Koi carps, regularly present in ponds of Asian gardens, are well known for their beauty, docile temperament and longevity; they are also associated with love and happiness and can become enchanting pets.
Domestication of common carp
The common carp (Cyprinus carpio) is perhaps the most domesticated of all freshwater fish species. Through culture, selection and breeding, several varieties of domesticated carp have been developed, many of which are now very different from the wild ancestors.
Carp have been cultured in China for at least 2,500 years. There are now many varieties of carp used for food production in India, Indonesia, Bangladesh, Thailand and Vietnam.
European varieties of common carp derive from wild carp of the Danube River valley. The main common carp producing countries in Europe are Russia, Ukraine, the Czech Republic, Poland, Hungary and Germany.
The breeding of Koi carp
Most carp production is destined for human consumption. An exception is the Japanese Koi. Koi fish are reared as ornamental fish in garden ponds and tanks and with proper care and “education” they can become wonderful, delightful pets.
Red koi abound at the pond of a shopping area of downtown Shanghai.
Koi carp were developed in Japan from the Chinese red common carp in the early 19th century. The Japanese have selected and improved several varieties since the 1830s. Currently, there are approximately 100 recognized varieties of Koi that differ in body shape, scale patterns, fin size, coloration and growth rate.
Koi are regularly associated with Asian gardens and ponds. In Chinese and Japanese culture the tame, colourful fish is considered a symbol of Feng-Shui and all the positive things valued by humans in life including wealth, good luck, abundance, prosperity, harmony, love and happiness. Koi carps are mostly found in Asian water gardens in China, Japan and Thailand, but also in gardens where people of Asian origin have emigrated, such as Vancouver (i.e. Dr. Sun Yan Sen Chinese Garden, Park and Tilford Gardens, UBC’s Nitobe Japanese Garden).
The peace and serenity of Dr. Sun Yan Sen Chinese Garden contrasts with the highrises of the Yaletown section of downtown Vancouver. Dozens of koi swim peacefully in the pond and under the bridges.
Koi carp competitions
Since the 1970s Koi breeding has become a serious hobby and a profitable business in Japan and China. Many large breeding centres of Koi carp have been established in both countries to supply the domestic aquarium trade and the demands of the international market. Because of the extraordinary variability, beauty and docility, these domesticated fish have been known as “living jewels”.
Every year there are several shows and competitions in Japan where koi fans and breeders gather to compare and trade their fish and to issue awards to the champion animals in various categories. The value of a good Koi carp is such that in most cases by far surpasses the worth of a regular fish grown for food. “Pond quality” koi are valued at about 20-100 dollars. The average "show quality" fish is worth between US$ 200 and 400, while some prize-winning koi have been sold for over a hundred thousand dollars. For some masters, who have developed a true bond with their pet koi, their fish are priceless.
Hanako, longest-living Koi
Perhaps the most famous among Koi carp has been the legendary
Hanako, the scarlet hand-tame koi, lived almost 226 years.(Screengrab from topicstock.pantip.com).
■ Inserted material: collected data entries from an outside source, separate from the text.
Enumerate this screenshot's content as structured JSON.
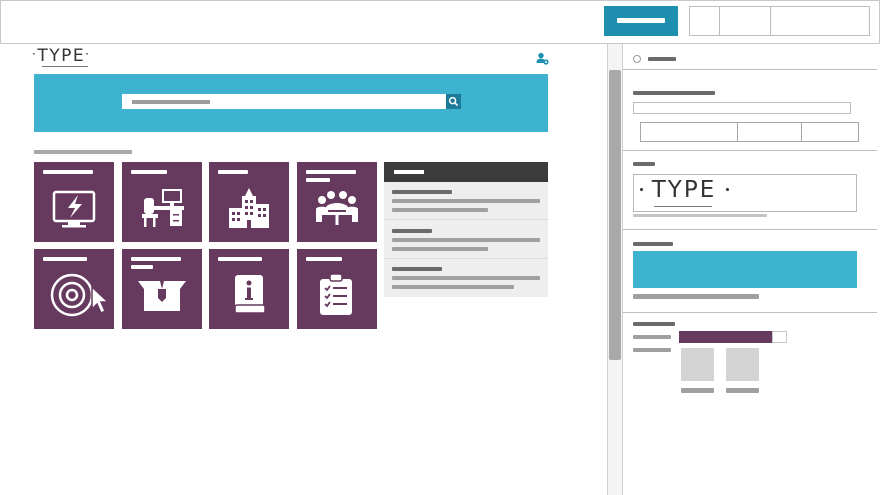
{
  "toolbar": {
    "primary_button": {
      "label_icon": "label-placeholder-bar",
      "color": "#1f8fb0"
    },
    "segments": [
      "",
      "",
      ""
    ]
  },
  "canvas": {
    "logo": {
      "text": "TYPE"
    },
    "user_icon": "user-settings-icon",
    "hero": {
      "color": "#3db3cf"
    },
    "search": {
      "placeholder": "",
      "icon": "search-icon"
    },
    "tiles": [
      {
        "icon": "monitor-lightning-icon",
        "color": "#663a5f"
      },
      {
        "icon": "office-desk-icon",
        "color": "#663a5f"
      },
      {
        "icon": "buildings-icon",
        "color": "#663a5f"
      },
      {
        "icon": "meeting-people-icon",
        "color": "#663a5f"
      },
      {
        "icon": "disc-cursor-icon",
        "color": "#663a5f"
      },
      {
        "icon": "open-box-icon",
        "color": "#663a5f"
      },
      {
        "icon": "info-book-icon",
        "color": "#663a5f"
      },
      {
        "icon": "clipboard-checklist-icon",
        "color": "#663a5f"
      }
    ],
    "news": {
      "items": 3
    }
  },
  "panel": {
    "logo_preview": {
      "text": "TYPE"
    },
    "brand_color": "#3db3cf",
    "accent_color": "#663a5f"
  }
}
Koi Hanako. This scarlet female carp is reputed to have lived about 226 years. Hanako, Japanese for “flower girl”, was owned and passed along several generations in the family of Dr. Komei Koshihara. He kept and hand-fed this fish, along with several other koi, in a garden pond at his house in the city of Gifu, Japan.
In1966, professor Koshihara decided to determine how old Hanako really was. He carefully removed a few scales from the fish and took them to Prof. Masayoshi Hiro, of the Laboratory of Animal Science, Nagoya Women's College. Dr. Hiro analysed the growth rings in the scales, known as annuli, and concluded that Hanako was no less than 215 years old. Hanako’s peaceful life at the pond continued for several additional years. In 1977, the venerable old fish died. Dr. Koshihara wrote a departure poem for his beloved fish of which I transcribe the final four verses: “Hanako, Dear, thou eatest feed from my hand
Then fondlingly suckest thou my empty fingers.
The aged carp, knowing all the family history of ours,
Deep under the limpid water has gone.” Some doubts have been raised about the precise longevity of Hanako. The normal life span of carp is estimated at about 47 years. There is little reason, however, to doubt of Dr. Koshihara’s honesty or the accuracy of Dr. Hiro´s scientific analysis to assess Hanako’s age. Perhaps it was good food, peace, company and unconditional love the factors that may have contributed to such an extraordinarily long life.